Bryan Anderson was a US Army sergeant on his second tour in Iraq. One day, he was driving at the back of a convoy in Baghdad when a bomb went off. While lying on the ground, he tried to move his hand, only to realize it was missing. He looked down – both his legs were gone – and passed out.
Bryan woke up a week later in a hospital in the United States, with his mom by his bedside. She spoke. “You know you have basically two options here, right?”
He nodded in agreement. “Move on – or roll over and die.” (1)

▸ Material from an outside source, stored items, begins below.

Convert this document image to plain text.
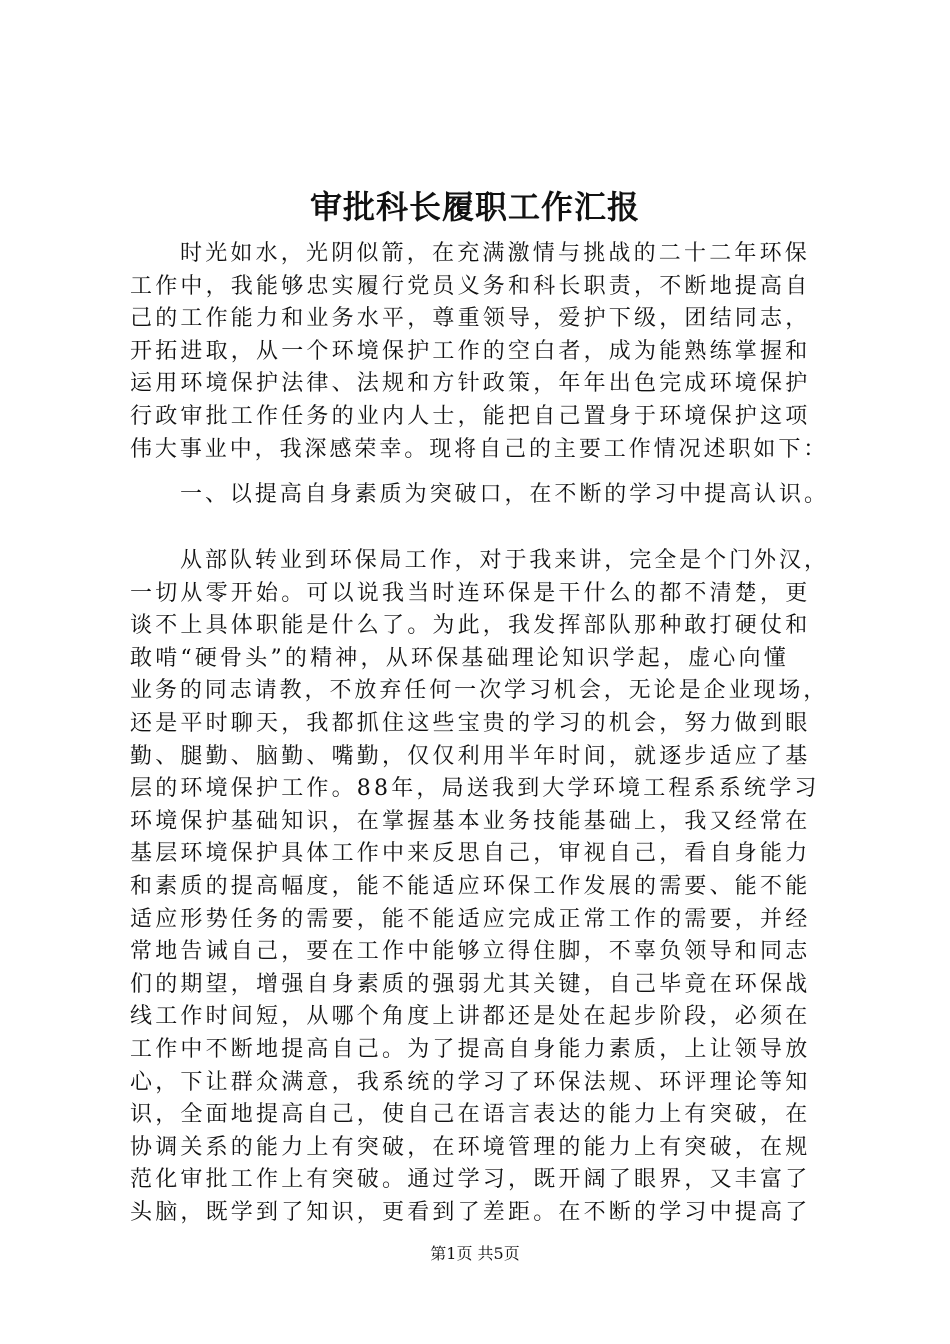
审批科长履职工作汇报
时光如水，光阴似箭，在充满激情与挑战的二十二年环保
工作中，我能够忠实履行党员义务和科长职责，不断地提高自
己的工作能力和业务水平，尊重领导，爱护下级，团结同志，
开拓进取，从一个环境保护工作的空白者，成为能熟练掌握和
运用环境保护法律、法规和方针政策，年年出色完成环境保护
行政审批工作任务的业内人士，能把自己置身于环境保护这项
伟大事业中，我深感荣幸。现将自己的主要工作情况述职如下：
一、以提高自身素质为突破口，在不断的学习中提高认识。
从部队转业到环保局工作，对于我来讲，完全是个门外汉，
一切从零开始。可以说我当时连环保是干什么的都不清楚，更
谈不上具体职能是什么了。为此，我发挥部队那种敢打硬仗和
敢啃“硬骨头”的精神，从环保基础理论知识学起，虚心向懂
业务的同志请教，不放弃任何一次学习机会，无论是企业现场，
还是平时聊天，我都抓住这些宝贵的学习的机会，努力做到眼
勤、腿勤、脑勤、嘴勤，仅仅利用半年时间，就逐步适应了基
层的环境保护工作。88年，局送我到大学环境工程系系统学习
环境保护基础知识，在掌握基本业务技能基础上，我又经常在
基层环境保护具体工作中来反思自己，审视自己，看自身能力
和素质的提高幅度，能不能适应环保工作发展的需要、能不能
适应形势任务的需要，能不能适应完成正常工作的需要，并经
常地告诫自己，要在工作中能够立得住脚，不辜负领导和同志
们的期望，增强自身素质的强弱尤其关键，自己毕竟在环保战
线工作时间短，从哪个角度上讲都还是处在起步阶段，必须在
工作中不断地提高自己。为了提高自身能力素质，上让领导放
心，下让群众满意，我系统的学习了环保法规、环评理论等知
识，全面地提高自己，使自己在语言表达的能力上有突破，在
协调关系的能力上有突破，在环境管理的能力上有突破，在规
范化审批工作上有突破。通过学习，既开阔了眼界，又丰富了
头脑，既学到了知识，更看到了差距。在不断的学习中提高了
第1页 共5页
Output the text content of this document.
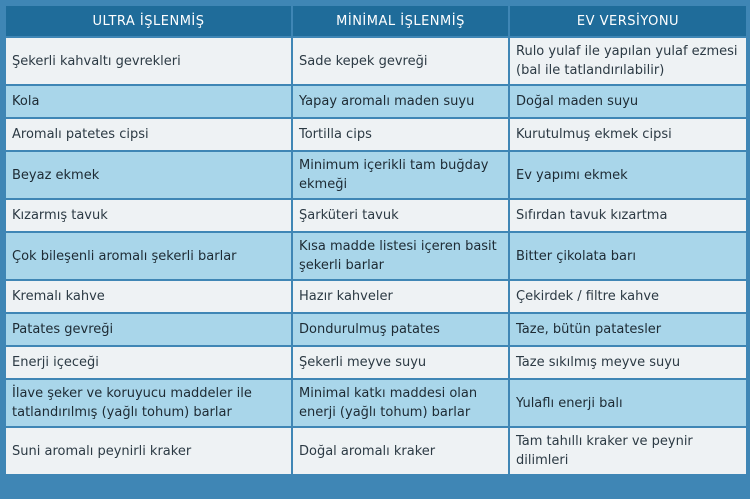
ULTRA İŞLENMİŞ	MİNİMAL İŞLENMİŞ	EV VERSİYONU
Şekerli kahvaltı gevrekleri	Sade kepek gevreği	Rulo yulaf ile yapılan yulaf ezmesi (bal ile tatlandırılabilir)
Kola	Yapay aromalı maden suyu	Doğal maden suyu
Aromalı patetes cipsi	Tortilla cips	Kurutulmuş ekmek cipsi
Beyaz ekmek	Minimum içerikli tam buğday ekmeği	Ev yapımı ekmek
Kızarmış tavuk	Şarküteri tavuk	Sıfırdan tavuk kızartma
Çok bileşenli aromalı şekerli barlar	Kısa madde listesi içeren basit şekerli barlar	Bitter çikolata barı
Kremalı kahve	Hazır kahveler	Çekirdek / filtre kahve
Patates gevreği	Dondurulmuş patates	Taze, bütün patatesler
Enerji içeceği	Şekerli meyve suyu	Taze sıkılmış meyve suyu
İlave şeker ve koruyucu maddeler ile tatlandırılmış (yağlı tohum) barlar	Minimal katkı maddesi olan enerji (yağlı tohum) barlar	Yulaflı enerji balı
Suni aromalı peynirli kraker	Doğal aromalı kraker	Tam tahıllı kraker ve peynir dilimleri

Since then, Bryan has exemplified the first option. He endured months of grueling rehab and learned to use a prosthetic arm and legs. He’s acted in films and TV shows, written a memoir, and has worked for various organizations. He’s done more than many people who have all their limbs.
Fortunately, most of us will never experience the horrors that Bryan did. But all of us face trials and tribulations that confront us with the same decision: either move forward or give up. Bryan inspires us to choose hope, no matter how devastating the circumstances.
But how? I’ll admit I’m not a naturally optimistic person. I tend to see why something won’t work before I notice why it will. If I were in Bryan’s place, I would be inclined to shrivel up and die. So I have to work hard at keeping a positive attitude.
God is the source of hope. He is the one who gives us the power to carry on, even when we feel like we can’t take another step. Choosing to move forward is not a matter of trying harder or having stronger willpower. Our strength is finite, and it doesn’t take much to reach its limits. What allows us to keep going is having the proper focus in front of us.
Let me turn to a biblical example – David. He spent up to fifteen years running for his life from King Saul, who hunted him down like an animal. In Psalm 13, David cries out to God, admitting that he’s about to give up unless the Lord helps him. He’s ready to roll over and die.
When at his lowest, a breakthrough happens. David’s attitude makes a 180° turn. “But I trust in your unfailing love,” he declares to God, (2) and he even breaks out in a song of joy. Somehow, the Lord reminded David that he wasn’t alone in the battle and that he could rely on God’s protection, presence, and love. Switching his attention from his fugitive status to the Lord enabled him to fight another day.
Whenever we come to a crossroads of either moving on or rolling over, our focus is what will ultimately guide us. We don’t need to be strong. Instead, we should keep our eyes on the One who is. When we do, the Lord will give us the strength to carry on.
(1) Anderson, Bryan. “A Will to Live.” Guideposts, July 2016, pp. 30-34.